Prestige Soluble Concentrate has a broader range of action. The preparation is used to treat the root system of any seedling. Prestige is placed in a solution (10 ml / 0.25 Gal water) in the ground for 2-3 hours before planting the roots of seedlings.

The alluring smell of Phenoxin is especially attractive to women. They try to make a nest closer to pleasant food. Once the pests have eaten the product, they are killed. Phenoxin can be applied to manure, humus, and composted ditches or open spaces. The pellets must always be covered with soil. If they are not applied as intended, they will gradually dissolve in the soil and not harm it.

Eliminate Mole cricket with chemical insecticides such as Bayer Advanced. Merit is usually applied in June or July to kill small wakame. They can be controlled with sprays, granules, or bait. Apply when the night temperature is at least 60 °F (16 °С) and irrigate the area beforehand. Moist soil helps penetration insecticides and encourages Mole cricket to come to the surface to feed on the bait.


I use bait once in 4-5 years and then switch to the protection method described above (see “From my experience” section). I prepare the chemical bait in the following way. I boil 4.4 Lb (2 kg) of wheat until it is half cooked, cool it, add 1-2 ampoules (usually 1-25 ml per ampoule) of organophosphorus insecticide, and add 2-3 tablespoons (preferably homemade aromatic) of sunflower oil.
I mix it thoroughly. I make furrows 1-2inch (2.5-5cm) deep along and across 20inch (50cm) in the vegetable garden. With gloves on, carefully spread the bait into the trench and cover it with a 0.8-1.2inch (2-3cm) layer of soil. If the trenches are dry, use a fine stream from a watering can to wet them. The first time I performed this operation, I collected half a 1.3 Gal (5 liters) pot of adults. This year I collected some.

Please remember! All chemicals are very toxic. Remember to take personal protection when working (jacket, gloves, goggles, hat, respirator, or laminated bandages). After working with insecticides, take a shower and change into fresh clothes.


Folk methods of controlling mole cricket
Folk methods of controlling mole cricket

A large number of so-called “folk methods” can be found on websites and in the literature. Not all of them are effective – some are not effective at all. If you need an effect, you must be guided by Mole cricket’s “habits.” They are attracted to the smell of alcohol. Meaning.

  1. a case of sour beer buried in the ground would be a good trap.
  2. a 0.5-0.8 Gal (2-3) liter glass container with a wide opening, smear honey inside (where the opening extends) will attract Mole cricket with sweetness. You can pour some jam on the bottom. Bury the container flush with the soil and cover it with a small layer of grass and semi-bent plywood. Drop to the bottom of the jar, and Mole cricket won’t come out.
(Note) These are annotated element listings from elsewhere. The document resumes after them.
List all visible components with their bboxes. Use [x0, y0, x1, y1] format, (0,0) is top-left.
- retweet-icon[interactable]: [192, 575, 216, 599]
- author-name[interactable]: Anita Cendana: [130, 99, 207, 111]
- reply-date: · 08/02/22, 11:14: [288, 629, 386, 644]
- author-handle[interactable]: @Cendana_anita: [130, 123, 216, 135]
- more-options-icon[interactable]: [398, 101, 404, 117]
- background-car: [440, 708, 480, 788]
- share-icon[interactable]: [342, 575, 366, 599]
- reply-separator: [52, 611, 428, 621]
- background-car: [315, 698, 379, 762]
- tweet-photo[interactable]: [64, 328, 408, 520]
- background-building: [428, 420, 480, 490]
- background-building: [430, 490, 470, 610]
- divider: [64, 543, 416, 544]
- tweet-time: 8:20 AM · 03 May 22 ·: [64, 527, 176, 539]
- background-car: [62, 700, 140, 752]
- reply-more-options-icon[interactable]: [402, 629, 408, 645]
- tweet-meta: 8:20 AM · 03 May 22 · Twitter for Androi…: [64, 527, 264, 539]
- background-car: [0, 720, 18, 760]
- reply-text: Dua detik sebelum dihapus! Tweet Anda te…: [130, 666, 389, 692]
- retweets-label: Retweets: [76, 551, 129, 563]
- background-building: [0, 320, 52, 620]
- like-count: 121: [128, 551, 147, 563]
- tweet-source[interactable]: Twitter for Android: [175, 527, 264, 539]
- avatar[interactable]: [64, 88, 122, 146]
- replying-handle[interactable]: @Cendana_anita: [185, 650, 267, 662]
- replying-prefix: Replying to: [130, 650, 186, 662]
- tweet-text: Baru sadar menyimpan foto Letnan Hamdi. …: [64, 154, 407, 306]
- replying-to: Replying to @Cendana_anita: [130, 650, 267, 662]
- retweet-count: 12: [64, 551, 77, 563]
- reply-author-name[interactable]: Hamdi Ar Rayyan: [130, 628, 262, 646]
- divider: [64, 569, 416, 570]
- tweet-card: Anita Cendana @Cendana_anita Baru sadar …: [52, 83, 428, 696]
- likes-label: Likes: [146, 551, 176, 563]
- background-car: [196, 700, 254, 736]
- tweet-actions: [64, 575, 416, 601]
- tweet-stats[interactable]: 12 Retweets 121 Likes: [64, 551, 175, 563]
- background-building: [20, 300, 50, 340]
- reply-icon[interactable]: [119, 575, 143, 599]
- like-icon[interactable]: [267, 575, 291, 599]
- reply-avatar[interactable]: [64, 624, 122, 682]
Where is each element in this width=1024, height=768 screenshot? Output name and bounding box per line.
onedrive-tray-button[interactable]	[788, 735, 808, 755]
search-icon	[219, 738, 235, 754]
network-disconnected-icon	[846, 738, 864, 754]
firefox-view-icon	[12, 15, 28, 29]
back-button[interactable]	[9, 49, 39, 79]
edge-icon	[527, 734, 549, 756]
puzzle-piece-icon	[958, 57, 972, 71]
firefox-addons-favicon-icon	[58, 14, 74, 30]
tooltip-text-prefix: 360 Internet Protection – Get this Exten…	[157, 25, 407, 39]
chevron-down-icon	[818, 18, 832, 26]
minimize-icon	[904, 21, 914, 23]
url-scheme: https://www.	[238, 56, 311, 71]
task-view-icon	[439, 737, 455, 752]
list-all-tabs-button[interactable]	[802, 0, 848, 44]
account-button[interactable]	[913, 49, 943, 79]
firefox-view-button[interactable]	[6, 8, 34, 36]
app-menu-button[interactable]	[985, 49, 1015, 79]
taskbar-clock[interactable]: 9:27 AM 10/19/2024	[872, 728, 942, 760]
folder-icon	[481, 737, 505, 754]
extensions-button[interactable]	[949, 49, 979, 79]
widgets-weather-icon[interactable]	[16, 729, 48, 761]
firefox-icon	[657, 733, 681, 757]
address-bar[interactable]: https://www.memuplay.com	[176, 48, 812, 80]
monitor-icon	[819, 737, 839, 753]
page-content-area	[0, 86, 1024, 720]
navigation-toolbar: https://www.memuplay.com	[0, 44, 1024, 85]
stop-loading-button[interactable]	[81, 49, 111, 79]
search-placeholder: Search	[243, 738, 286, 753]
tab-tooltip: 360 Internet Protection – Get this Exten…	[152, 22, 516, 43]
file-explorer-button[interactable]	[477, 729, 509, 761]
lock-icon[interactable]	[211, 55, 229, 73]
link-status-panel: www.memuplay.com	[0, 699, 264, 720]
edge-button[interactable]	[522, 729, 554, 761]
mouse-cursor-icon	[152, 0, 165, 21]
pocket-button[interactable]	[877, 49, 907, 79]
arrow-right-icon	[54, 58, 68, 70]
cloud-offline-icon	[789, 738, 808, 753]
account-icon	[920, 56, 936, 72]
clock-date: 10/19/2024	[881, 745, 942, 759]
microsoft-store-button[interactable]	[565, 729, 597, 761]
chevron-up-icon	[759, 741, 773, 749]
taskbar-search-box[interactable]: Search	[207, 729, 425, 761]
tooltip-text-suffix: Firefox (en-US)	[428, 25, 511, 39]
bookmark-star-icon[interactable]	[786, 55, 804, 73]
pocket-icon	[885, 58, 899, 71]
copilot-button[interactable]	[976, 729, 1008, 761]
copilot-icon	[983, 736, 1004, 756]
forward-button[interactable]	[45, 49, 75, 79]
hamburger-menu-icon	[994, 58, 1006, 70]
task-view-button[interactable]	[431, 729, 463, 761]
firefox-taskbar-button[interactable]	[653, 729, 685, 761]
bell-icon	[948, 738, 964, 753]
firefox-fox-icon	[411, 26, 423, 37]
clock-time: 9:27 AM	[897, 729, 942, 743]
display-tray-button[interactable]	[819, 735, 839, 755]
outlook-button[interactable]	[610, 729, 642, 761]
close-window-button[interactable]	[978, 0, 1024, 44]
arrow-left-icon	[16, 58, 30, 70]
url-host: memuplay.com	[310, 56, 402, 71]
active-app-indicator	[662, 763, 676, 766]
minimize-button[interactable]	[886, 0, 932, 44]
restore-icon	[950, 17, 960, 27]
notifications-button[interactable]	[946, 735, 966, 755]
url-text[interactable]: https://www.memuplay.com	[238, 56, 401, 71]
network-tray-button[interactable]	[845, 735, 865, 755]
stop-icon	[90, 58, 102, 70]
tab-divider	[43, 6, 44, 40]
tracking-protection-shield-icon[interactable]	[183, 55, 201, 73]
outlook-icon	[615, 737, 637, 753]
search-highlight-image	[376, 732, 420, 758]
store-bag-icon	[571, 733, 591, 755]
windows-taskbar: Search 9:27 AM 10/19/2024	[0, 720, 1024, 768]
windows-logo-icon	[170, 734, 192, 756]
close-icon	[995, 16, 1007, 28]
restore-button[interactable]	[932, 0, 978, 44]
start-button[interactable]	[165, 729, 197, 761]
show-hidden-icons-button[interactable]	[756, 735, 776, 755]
They do not tolerate the smell of some herbs and flowering insecticides. Planting marigolds, velvet lawn, chrysanthemums between crops (potatoes, tomatoes, eggplants) will stop Mole cricket from coming out, as will the excrement of alder roots.

Around vegetable plantings, if you find any Mole cricket holes, pour in soapy water made of washing powder or laundry detergent. When they gasp for air, Mole cricket will crawl to the soil surface. If collected in time, they will be easily killed.

Dried chicken manure can be spread between the rows. Mole cricket can’t stand its smell, so they leave.